Objective(s):	This assessment task addresses subject learning objective(s): 1, 2, 3, 4 and 5 This assessment task contributes to the development of course intended learning outcome(s): 1.1, 3.1 and 5.1
Type:	Exercises
Groupwork:	Individual
Weight:	25%
Criteria:	Disciplinary knowledge is demonstrated by the accuracy of the solutions to the applied problems and the mastery of the mathematical and quantitative methods used to address the applied problems. Professional, ethical and social responsibility is demonstrated by the implementation of the solution on real-world data, i.e. by way of authentic assessment. This is also demonstrated through the integration of practical insights and the acknowledgments of the practical limitations of the mathematical and quantitative methods used. Communication is demonstrated by clearly communicating mathematical steps in resolving the applied problems and qualitatively interpreting results, as required.

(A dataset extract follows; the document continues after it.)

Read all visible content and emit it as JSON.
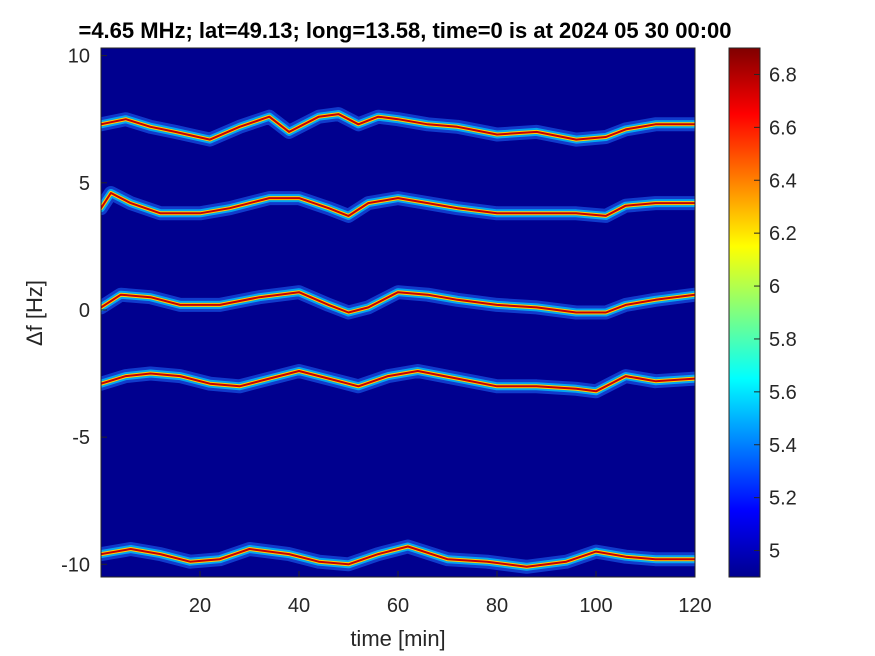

Assessment task 2: Assignment 2

Intent:	This assessment task contributes to the development of the following graduate attributes: 1 - Disciplinary Knowledge. 3 - Professional, ethical, and social responsibility. 5 - Communication.
Objective(s):	This assessment task addresses subject learning objective(s): 1, 2, 4 and 5 This assessment task contributes to the development of course intended learning outcome(s): 1.1, 3.1 and 5.1
Type:	Exercises
Groupwork:	Individual
Weight:	25%
Criteria:	Disciplinary knowledge is demonstrated by the accuracy of the solutions to the applied problems and the mastery of the mathematical and quantitative methods used to address the applied problems. Professional, ethical and social responsibility is demonstrated by the implementation of the solution on real-world data, i.e. by way of authentic assessment. This is also demonstrated through the integration of practical insights and the acknowledgments of the practical limitations of the mathematical and quantitative methods used. Communication is demonstrated by clearly communicating mathematical steps in resolving the applied problems and qualitatively interpreting results, as required.

Assessment task 3: Final Assessment

Intent:	This assessment task contributes to the development of the following graduate attributes: 1 - Disciplinary Knowledge. 3 - Professional, ethical and social responsibility.
Objective(s):	This assessment task addresses subject learning objective(s): 1, 2, 3, 4 and 5 This assessment task contributes to the development of course intended learning outcome(s): 1.1 and 3.1
Type:	Examination
Groupwork:	Individual
Weight:	50%
Criteria:	The final exam assesses disciplinary knowledge in terms of the correctness of the answers and the accuracy of explanations provided. Professional, ethical and social responsibility is demonstrated through the integrity of the work conducted during the final examination and through critical engagement and thinking around the examination problems.

Minimum requirements

Students must achieve at least 50% of the subject’s total marks to pass the subject.

References

Rogers, L. C. G. (2013). Optimal Investment. Springer.

Brugiere, P. (2020). Quantitative Portfolio Management: With Applications in Python. Springer.